Nikon Coolpix P510 Review
16.1MP | 24-1000mm (42X) Zoom | $429 £399
The 16 megapixel Nikon Coolpix P510 is a compact camera in the superzoom class, that sports a 42X optical zoom, covering a currently unmatched focal range of 24-1000mm (equivalent), compared to 38X (23-810mm) from its predecessor the P500. As well as an extended zoom range, the new model also features a new 16MP CMOS sensor, the same as that used in the recently-reviewed Coolpix P310, and a handful of new features and enhancements, including GPS with logging and (according to Nikon) improved image stabilization compared to the P500.
Nikon Coolpix P510 key specifications:
- 42X zoom (24-1000mm)
- 16.1MP CMOS sensor
- 3in, tiltable 921k-dot LCD
- PASM shooting modes
- 1920 x 1280 video mode
- Inbuilt GPS with logging function
- Weight (with battery and SD card) 555 g (1.22 lb / 19.58 oz)
- Dimensions 120 x 83 x 102 mm (4.72 x 3.27 x 4.02 inches)

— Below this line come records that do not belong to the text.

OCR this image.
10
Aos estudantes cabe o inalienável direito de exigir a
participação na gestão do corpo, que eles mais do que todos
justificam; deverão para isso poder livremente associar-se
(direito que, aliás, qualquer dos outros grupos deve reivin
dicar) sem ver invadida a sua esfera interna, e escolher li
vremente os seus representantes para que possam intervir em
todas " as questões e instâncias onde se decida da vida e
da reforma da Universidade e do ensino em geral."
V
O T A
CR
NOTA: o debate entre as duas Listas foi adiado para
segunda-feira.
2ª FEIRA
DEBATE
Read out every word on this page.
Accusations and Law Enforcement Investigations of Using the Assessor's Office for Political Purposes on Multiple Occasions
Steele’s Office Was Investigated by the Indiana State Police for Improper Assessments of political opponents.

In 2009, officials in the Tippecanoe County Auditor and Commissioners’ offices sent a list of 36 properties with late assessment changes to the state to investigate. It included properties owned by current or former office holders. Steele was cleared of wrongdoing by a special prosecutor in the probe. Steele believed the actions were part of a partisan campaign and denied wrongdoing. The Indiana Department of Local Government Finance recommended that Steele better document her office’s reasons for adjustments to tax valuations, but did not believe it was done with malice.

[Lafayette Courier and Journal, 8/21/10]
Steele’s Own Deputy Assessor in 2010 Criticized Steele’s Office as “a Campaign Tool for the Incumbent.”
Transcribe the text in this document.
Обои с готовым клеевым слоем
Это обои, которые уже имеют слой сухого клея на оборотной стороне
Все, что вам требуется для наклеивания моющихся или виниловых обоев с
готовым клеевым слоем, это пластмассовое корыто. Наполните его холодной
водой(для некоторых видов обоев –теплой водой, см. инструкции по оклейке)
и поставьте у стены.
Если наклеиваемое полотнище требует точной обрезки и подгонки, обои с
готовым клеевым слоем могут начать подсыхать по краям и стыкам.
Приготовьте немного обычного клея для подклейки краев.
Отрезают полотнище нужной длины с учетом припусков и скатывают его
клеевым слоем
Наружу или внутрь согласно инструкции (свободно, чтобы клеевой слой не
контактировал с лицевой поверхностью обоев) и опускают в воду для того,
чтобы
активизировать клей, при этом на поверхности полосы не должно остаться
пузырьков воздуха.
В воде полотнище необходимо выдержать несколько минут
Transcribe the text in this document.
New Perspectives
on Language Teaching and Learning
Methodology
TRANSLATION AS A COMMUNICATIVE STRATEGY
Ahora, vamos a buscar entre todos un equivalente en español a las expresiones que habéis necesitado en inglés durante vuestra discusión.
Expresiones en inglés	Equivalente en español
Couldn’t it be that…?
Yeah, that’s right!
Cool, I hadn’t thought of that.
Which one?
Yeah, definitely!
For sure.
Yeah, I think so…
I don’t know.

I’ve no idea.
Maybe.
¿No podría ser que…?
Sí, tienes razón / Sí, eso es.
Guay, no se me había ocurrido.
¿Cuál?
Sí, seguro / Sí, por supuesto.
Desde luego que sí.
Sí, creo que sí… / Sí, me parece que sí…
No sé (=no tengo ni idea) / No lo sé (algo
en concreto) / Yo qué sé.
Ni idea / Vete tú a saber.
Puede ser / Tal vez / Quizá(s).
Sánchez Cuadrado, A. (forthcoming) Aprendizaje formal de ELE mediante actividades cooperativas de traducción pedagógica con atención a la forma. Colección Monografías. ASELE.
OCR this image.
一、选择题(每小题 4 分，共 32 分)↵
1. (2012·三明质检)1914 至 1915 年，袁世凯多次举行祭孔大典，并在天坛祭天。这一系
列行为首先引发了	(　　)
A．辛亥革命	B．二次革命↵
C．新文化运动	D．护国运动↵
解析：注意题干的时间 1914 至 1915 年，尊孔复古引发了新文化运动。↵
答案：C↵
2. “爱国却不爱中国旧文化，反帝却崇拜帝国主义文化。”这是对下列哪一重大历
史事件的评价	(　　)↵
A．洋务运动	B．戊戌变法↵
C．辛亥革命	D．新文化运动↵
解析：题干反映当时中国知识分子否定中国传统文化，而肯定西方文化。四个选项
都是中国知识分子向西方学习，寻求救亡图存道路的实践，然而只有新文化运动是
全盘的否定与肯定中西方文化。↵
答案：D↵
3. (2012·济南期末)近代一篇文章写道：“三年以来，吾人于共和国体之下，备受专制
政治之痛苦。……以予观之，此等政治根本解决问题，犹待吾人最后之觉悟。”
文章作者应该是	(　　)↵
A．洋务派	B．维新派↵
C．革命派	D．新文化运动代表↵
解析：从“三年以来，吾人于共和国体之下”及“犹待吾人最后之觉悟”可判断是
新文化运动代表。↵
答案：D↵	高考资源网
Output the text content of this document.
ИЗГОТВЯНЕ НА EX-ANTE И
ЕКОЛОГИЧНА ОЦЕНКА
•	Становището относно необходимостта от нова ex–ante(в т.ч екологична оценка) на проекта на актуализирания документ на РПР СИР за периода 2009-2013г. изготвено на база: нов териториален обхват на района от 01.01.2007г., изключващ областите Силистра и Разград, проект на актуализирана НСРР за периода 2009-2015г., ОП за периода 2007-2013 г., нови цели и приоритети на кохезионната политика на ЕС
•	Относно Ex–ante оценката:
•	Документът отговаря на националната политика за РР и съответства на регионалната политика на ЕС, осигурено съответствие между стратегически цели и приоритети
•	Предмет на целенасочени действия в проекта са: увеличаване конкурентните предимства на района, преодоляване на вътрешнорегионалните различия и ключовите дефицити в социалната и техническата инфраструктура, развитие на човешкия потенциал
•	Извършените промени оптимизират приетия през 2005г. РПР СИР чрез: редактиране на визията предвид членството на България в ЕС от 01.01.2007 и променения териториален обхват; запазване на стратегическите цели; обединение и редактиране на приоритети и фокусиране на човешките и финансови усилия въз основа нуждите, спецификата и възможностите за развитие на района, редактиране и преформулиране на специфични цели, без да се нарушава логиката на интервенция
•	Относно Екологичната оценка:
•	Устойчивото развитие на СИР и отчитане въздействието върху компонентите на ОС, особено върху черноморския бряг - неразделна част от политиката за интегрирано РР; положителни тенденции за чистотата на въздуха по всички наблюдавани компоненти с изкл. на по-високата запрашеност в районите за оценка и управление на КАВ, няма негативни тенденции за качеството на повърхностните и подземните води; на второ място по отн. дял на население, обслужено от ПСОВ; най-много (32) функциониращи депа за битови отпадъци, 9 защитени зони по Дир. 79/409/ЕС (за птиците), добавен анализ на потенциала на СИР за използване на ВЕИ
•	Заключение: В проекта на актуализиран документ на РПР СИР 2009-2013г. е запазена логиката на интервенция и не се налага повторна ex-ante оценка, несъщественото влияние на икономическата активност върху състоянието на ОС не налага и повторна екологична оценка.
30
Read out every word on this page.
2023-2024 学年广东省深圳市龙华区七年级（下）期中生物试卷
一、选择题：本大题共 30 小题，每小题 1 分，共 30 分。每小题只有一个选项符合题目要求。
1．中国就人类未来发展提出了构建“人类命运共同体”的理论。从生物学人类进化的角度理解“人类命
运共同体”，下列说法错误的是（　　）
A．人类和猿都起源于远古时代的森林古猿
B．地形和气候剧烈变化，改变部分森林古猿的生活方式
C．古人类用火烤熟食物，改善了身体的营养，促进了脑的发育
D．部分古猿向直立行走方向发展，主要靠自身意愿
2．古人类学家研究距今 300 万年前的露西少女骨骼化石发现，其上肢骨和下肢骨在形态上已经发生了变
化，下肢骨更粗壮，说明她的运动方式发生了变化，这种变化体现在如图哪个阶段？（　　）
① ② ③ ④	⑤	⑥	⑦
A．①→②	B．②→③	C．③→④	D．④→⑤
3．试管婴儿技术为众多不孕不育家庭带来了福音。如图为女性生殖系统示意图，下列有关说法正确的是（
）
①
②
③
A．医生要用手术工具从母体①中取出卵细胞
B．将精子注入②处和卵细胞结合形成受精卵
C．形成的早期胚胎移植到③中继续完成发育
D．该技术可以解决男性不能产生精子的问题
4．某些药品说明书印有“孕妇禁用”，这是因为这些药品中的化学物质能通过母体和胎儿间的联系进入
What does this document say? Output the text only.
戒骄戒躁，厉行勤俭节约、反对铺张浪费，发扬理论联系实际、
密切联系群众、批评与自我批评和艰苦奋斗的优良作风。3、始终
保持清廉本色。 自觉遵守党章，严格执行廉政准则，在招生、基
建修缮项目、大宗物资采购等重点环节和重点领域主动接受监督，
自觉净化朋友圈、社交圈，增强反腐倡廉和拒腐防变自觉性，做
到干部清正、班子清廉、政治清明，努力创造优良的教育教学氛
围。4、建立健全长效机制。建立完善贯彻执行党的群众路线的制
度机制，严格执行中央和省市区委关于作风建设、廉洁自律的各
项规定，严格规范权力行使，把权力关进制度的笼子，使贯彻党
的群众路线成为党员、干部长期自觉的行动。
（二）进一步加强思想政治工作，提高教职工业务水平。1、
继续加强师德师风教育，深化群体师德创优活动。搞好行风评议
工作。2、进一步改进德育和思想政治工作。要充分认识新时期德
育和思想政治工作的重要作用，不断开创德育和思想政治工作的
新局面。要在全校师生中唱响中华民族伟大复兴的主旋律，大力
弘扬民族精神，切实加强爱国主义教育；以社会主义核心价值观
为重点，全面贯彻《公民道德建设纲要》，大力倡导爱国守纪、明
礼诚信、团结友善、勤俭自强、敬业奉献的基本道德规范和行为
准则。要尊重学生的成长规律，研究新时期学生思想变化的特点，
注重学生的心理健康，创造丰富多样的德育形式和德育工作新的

The appeal of so-called 'super' or 'megazoom' compact cameras is obvious when you compare the focal range of their zooms against wht is available for DSLR and mirrorless system cameras. There's no doubt that in the current field, the Coolpix P510 wins the 'big numbers' game and, frankly, we were pleasantly surprised at what this camera can achieve with a 1000mm lens. Although cameras like the Canon PowerShot SX40 HS with its 35X wide angle zoom, the 30X Sony Cyber-shot HX200V and the 24X Panasonic Lumix DMC-FZ150 offer impressive versatility, the Nikon P510 provides a meaningful amount of extra 'reach' that makes a difference when shooting distant subjects.
The Nikon P510 is all about increases - megapixels (16 versus 12), maximum shutter speeds (1/2000th second vs. the P500's 1/1500th second), and ISO sensitivity, which runs from 100-3200 with a HI 1 equivalent to 6400, compared to the P500's max setting of ISO 3200. It's a little slower though at 7fps continuous shooting instead of 8fps, but since both cameras can only capture up to 5 shots in a burst, the drop in framerate probably won't make much of a difference in day-to-day shooting. At wide angle, the P510's lens is a fraction faster (f/3 vs. f/3.5) than the P500's but slower at telephoto (f/5.9 vs. f/5.7).
Like the P310 and some Samsung models, the P510's battery is charged in-camera (an optional standard battery charger is available) and, at 240 shots per charge, battery life is decent without being outstanding.
Handling and Operation
Available in black or red, the P510's plastic body is complemented by a deep, contoured and textured grip. With its protruding lens barrel and prominent grip, the P510 resembles a small DSLR but without the bulk and weight. It's comfortable to hold and provides enough wiggle room between the grip and the lens barrel so your fingers don't feel cramped. At 19.6 ounces fully loaded, it weighs a couple of ounces more than the P500 but its physical dimensions are similar at 82.9mm x 119.8mm x 102.2mm (3.3 x 4.8 x 4.1 inches), with the P510 being wider than its predecessor by the small matter of 0.2 inches (5mm).
An electronic viewfinder (EVF) and 3-inch, 921k dot, hinged LCD both offer 100% coverage (the P500's EVF was 97%). The EVF is small and pokey, but generous diopter correction of -/+4 is available. (I usually have to peg the diopter to the far end of magnification without my reading glasses but can set it to the middle on the P510.) The LCD can be angled for shooting overhead and low angle shots and is clear and usable in all but the darkest locations. In extremely low light, it brightens briefly, but only long enough to quickly compose a shot.
Control layout is fairly standard with a zoom/shutter combination, mode dial, customizable function (Fn) button and on/off button atop the grip. A separate zoom lever is positioned on the lens barrel and can be operated with the left hand while supporting the camera to zoom, focus manually and to quickly return the zoom to its previous position. A pop-up flash and the GPS antenna are positioned on the top of the camera.
A button to the left of the EVF switches back and forth between LCD and the viewfinder (annoyingly there's no automatic switch). The control wheel, which cycles through menus (vs. the thumbwheel, which is used to change shutter and aperture settings), doesn't have a lot of play, so it's easier to accurately stop at a specific menu item.
While the P510 doesn't have an equivalent to the built-in help system of Sony's HX200V, for example, the camera is pretty easy to shoot with and fairly intuitive. As well as PASM, the exposure mode dial also provides access to a trio of scene modes, with a long list of others (including scene auto selector, portrait, sports, beach, snow, night portrait, pet portrait, two panorama options and 3D) when the 'SCENE' mode option is selected.